Wide-Character Classification Functions

Language:

The following functions are used for classification of wide-characters and return a non-zero value for TRUE, and 0 for FALSE. These functions check the given wide character against named character classes, such as alpha, lower, or jkana, which are defined in the LC_CTYPE category of the current locale. Therefore, these functions are locale sensitive.

iswalpha(): Test for an alphabetic wide-character
iswalnum(): Test for an alphanumeric wide character
iswascii(): Test whether a wide character represents a 7-bit US-ASCII character
iswblank(): Test for a blank wide character
iswcntrl(): Test for a control wide character
iswdigit(): Test for a decimal digit wide character
iswgraph(): Test for a visible wide character
iswlower(): Test for a lowercase letter wide character
iswprint(): Test for a printable wide character
iswpunct(): Test for a punctuation wide character
iswspace(): Test for a white-space wide character
iswupper(): Test for an uppercase letter wide character
iswxdigit(): Test for a hexadecimal digit wide character
isenglish(): Test for a wide character representing an English language character, excluding US-ASCII characters
isideogram(): Test for a wide character representing an ideographic language character, excluding US-ASCII characters
isnumber(): Test for wide character representing digit, excluding US-ASCII characters
isphonogram(): Test for a wide character representing a phonetic language character, excluding US-ASCII characters
isspecial(): Test for a wide character representing a special language character, excluding US-ASCII characters

The following character classes are defined in all the locales:

alnum
alpha
blank
cntrl
digit
graph
lower
print
punct
space
upper
xdigit

The isenglish(), isideogram(), isnumber(), isphonogram(), and isspecial() are legacy Oracle Solaris specific wide-character classification functions. The character classes for these functions are defined only in the following Asian locales: ko_KR.EUC, zh_CN.EUC, zh_CN.GBK, zh_CN.GB18030, zh_HK.BIG5HK, zh_TW.BIG5, and zh_TW.EUC and their variants. The return values will always be false when used in other locales including Unicode locales.
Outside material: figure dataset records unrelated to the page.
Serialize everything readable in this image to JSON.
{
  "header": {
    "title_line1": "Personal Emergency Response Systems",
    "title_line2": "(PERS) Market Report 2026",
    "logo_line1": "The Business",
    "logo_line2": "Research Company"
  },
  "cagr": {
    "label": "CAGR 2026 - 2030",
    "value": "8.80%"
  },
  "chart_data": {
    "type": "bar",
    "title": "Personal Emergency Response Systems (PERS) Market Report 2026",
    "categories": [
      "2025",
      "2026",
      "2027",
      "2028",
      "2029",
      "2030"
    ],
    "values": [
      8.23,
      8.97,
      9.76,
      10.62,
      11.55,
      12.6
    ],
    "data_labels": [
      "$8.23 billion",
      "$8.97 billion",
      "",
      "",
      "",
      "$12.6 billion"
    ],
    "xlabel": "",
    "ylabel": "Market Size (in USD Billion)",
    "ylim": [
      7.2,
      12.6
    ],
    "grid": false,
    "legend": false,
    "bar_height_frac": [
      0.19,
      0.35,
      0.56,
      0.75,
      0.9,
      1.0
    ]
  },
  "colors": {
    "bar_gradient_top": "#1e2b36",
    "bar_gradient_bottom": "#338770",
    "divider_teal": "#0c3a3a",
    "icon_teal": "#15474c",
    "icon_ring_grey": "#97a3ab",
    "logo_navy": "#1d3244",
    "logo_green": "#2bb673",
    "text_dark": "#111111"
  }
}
You can to query for a specific character class in a generic way by using the following functions:

wctype(): Define character class

iswctype(): Test character for specified class

Example 2-11 Querying Character Class of a Wide Character

In the following example, calls to the iswctype() and wctype() functions are used to check whether the given Unicode character belongs to the jhira character class . The jhira character class is from Japanese Hiragana script.

  wint_t  wc;
  int     ret;

  setlocale(LC_ALL, "ja_JP.UTF-8");

  /* "\xe3\x81\xba" is UTF-8 for HIRAGANA LETTER PE */
  ret = mbtowc(&wc, "\xe3\x81\xba", 3);
  if (ret == (size_t)-1) {
          /* Invalid character sequence. */
          :
  }

  if (iswctype(wc, wctype("jhira"))) {
          wprintf(L"'%c' is a hiragana character.\n", wc);
  }

The example will produce the following output:

ぺ is a hiragana character.